MS: So you had positive impressions of Clark Polak? Because not everyone did.

KK: Well I do in that he was doing stuff and other people weren't. And so I'm not talking about personalities. I'm sure the personalities would clash and I'm sure people thought he was a purveyor of porn and all that kind of stuff. But that didn't bother me one bit. And you probably could have said the same thing about Craig Rodwell. But Oscar Wilde Memorial Bookstore is pretty respectable.

MS: Was your feeling that the movement in both the Clark Polak wing and the other wing in the '60s treated lesbians well? Treated lesbians equally?

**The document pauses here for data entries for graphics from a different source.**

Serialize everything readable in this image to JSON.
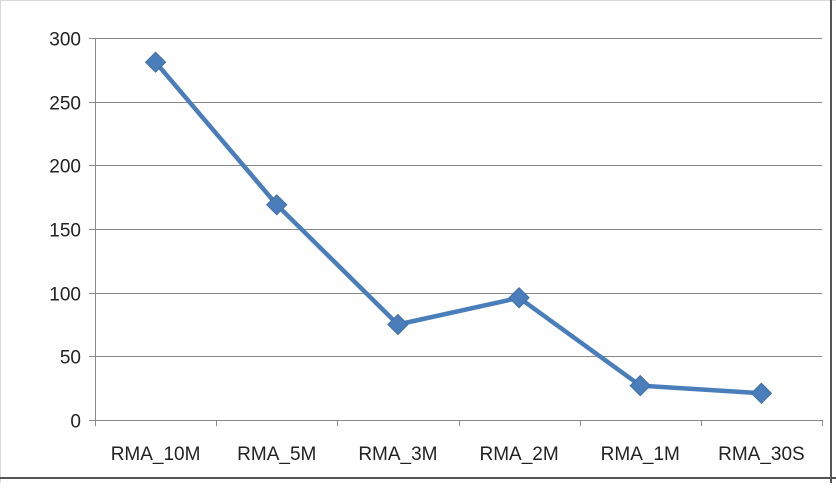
{
  "chart_data": {
    "type": "line",
    "title": "",
    "xlabel": "",
    "ylabel": "",
    "categories": [
      "RMA_10M",
      "RMA_5M",
      "RMA_3M",
      "RMA_2M",
      "RMA_1M",
      "RMA_30S"
    ],
    "series": [
      {
        "values": [
          281,
          169,
          75,
          96,
          27,
          21
        ]
      }
    ],
    "ylim": [
      0,
      300
    ],
    "yticks": [
      "0",
      "50",
      "100",
      "150",
      "200",
      "250",
      "300"
    ],
    "grid": true,
    "legend": "none",
    "marker": "diamond",
    "colors": {
      "series": "#4a7ebb",
      "grid": "#888888",
      "axis": "#888888"
    }
  }
}
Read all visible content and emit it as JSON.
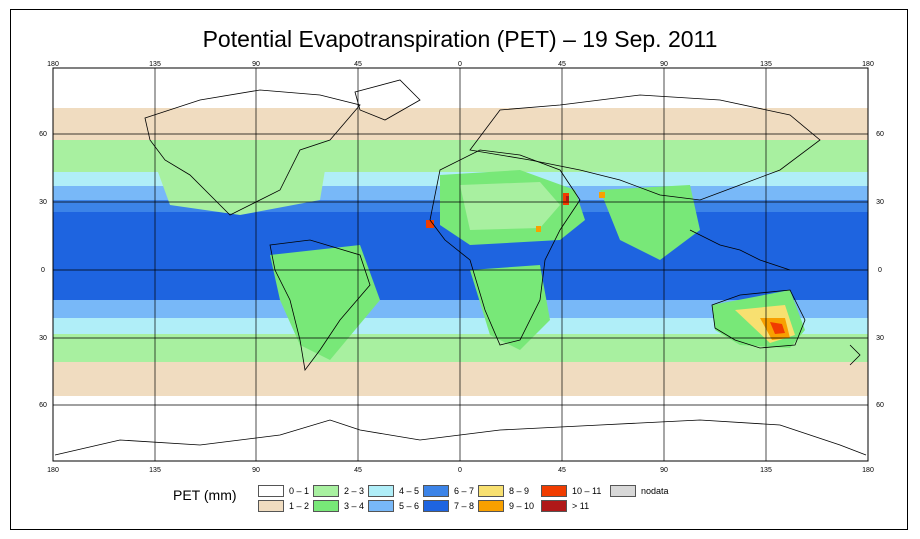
{
  "title": "Potential Evapotranspiration (PET) – 19 Sep. 2011",
  "axes": {
    "top_lon": [
      "180",
      "135",
      "90",
      "45",
      "0",
      "45",
      "90",
      "135",
      "180"
    ],
    "bottom_lon": [
      "180",
      "135",
      "90",
      "45",
      "0",
      "45",
      "90",
      "135",
      "180"
    ],
    "left_lat": [
      "60",
      "30",
      "0",
      "30",
      "60"
    ],
    "right_lat": [
      "60",
      "30",
      "0",
      "30",
      "60"
    ]
  },
  "legend": {
    "title": "PET (mm)",
    "items": [
      {
        "label": "0 – 1",
        "color": "#ffffff"
      },
      {
        "label": "1 – 2",
        "color": "#f0dcc0"
      },
      {
        "label": "2 – 3",
        "color": "#a8f0a0"
      },
      {
        "label": "3 – 4",
        "color": "#78e878"
      },
      {
        "label": "4 – 5",
        "color": "#b0eef8"
      },
      {
        "label": "5 – 6",
        "color": "#78b8f8"
      },
      {
        "label": "6 – 7",
        "color": "#3c84e8"
      },
      {
        "label": "7 – 8",
        "color": "#1e64e0"
      },
      {
        "label": "8 – 9",
        "color": "#f8e070"
      },
      {
        "label": "9 – 10",
        "color": "#f8a000"
      },
      {
        "label": "10 – 11",
        "color": "#f03c00"
      },
      {
        "label": "> 11",
        "color": "#b01818"
      },
      {
        "label": "nodata",
        "color": "#d8d8d8"
      }
    ]
  },
  "colors": {
    "ocean_tropic": "#1e64e0",
    "ocean_mid": "#3c84e8",
    "ocean_sub": "#78b8f8",
    "coast": "#000000"
  }
}
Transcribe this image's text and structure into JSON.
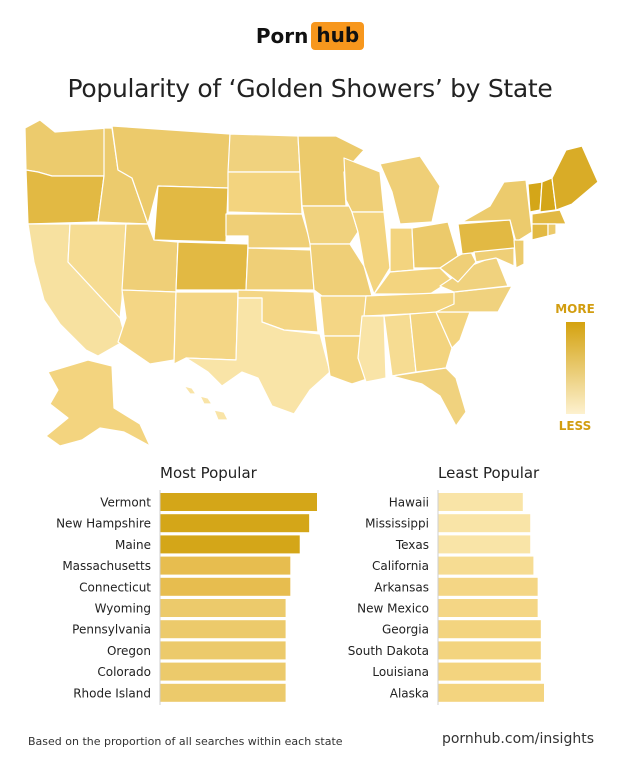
{
  "brand": {
    "part1": "Porn",
    "part2": "hub",
    "accent": "#f7971d"
  },
  "title": "Popularity of ‘Golden Showers’ by State",
  "legend": {
    "more": "MORE",
    "less": "LESS",
    "high_color": "#d4a20f",
    "low_color": "#fdf1cf"
  },
  "chart_data": [
    {
      "type": "map",
      "title": "Popularity of ‘Golden Showers’ by State",
      "legend": [
        "MORE",
        "LESS"
      ],
      "note": "Choropleth of US states; Vermont, New Hampshire, Maine darkest"
    },
    {
      "type": "bar",
      "orientation": "horizontal",
      "title": "Most Popular",
      "categories": [
        "Vermont",
        "New Hampshire",
        "Maine",
        "Massachusetts",
        "Connecticut",
        "Wyoming",
        "Pennsylvania",
        "Oregon",
        "Colorado",
        "Rhode Island"
      ],
      "values": [
        100,
        95,
        89,
        83,
        83,
        80,
        80,
        80,
        80,
        80
      ],
      "colors": [
        "#d4a618",
        "#d4a618",
        "#d4a618",
        "#e7bd4f",
        "#e7bd4f",
        "#ecca6b",
        "#ecca6b",
        "#ecca6b",
        "#ecca6b",
        "#ecca6b"
      ]
    },
    {
      "type": "bar",
      "orientation": "horizontal",
      "title": "Least Popular",
      "categories": [
        "Hawaii",
        "Mississippi",
        "Texas",
        "California",
        "Arkansas",
        "New Mexico",
        "Georgia",
        "South Dakota",
        "Louisiana",
        "Alaska"
      ],
      "values": [
        80,
        87,
        87,
        90,
        94,
        94,
        97,
        97,
        97,
        100
      ],
      "colors": [
        "#f9e4a7",
        "#f9e4a7",
        "#f9e4a7",
        "#f6dc92",
        "#f4d685",
        "#f4d685",
        "#f3d47f",
        "#f3d47f",
        "#f3d47f",
        "#f3d47f"
      ]
    }
  ],
  "footnote": "Based on the proportion of all searches within each state",
  "site": "pornhub.com/insights"
}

KK: I can't say that, O.K.? On the other hand, I can say that much of the leadership of the ECHO conferences was women. And I do acknowledge on the Outrage '69 interview that these people were really courageous, because there was a period of time when people that had respectable jobs could be ostracized and fired. There was a period of time when people did lose their jobs. Frank Kameny. And I was part of the movement and of course probably people didn't like me for other reasons. I thought it was absurd, Frank Kameny telling us we couldn't hold hands in the picket line, that we couldn't loosen our ties or take off coats. There were women in there. You couldn't wear slacks if you were a woman. He had made up this set of rules. It was purely for the press. It was the idea that this is the first event of its kind and we want the press to concentrate on the fact that we look and act like everybody else, not like a caricature, whatever that meant to him, of what people thought we were.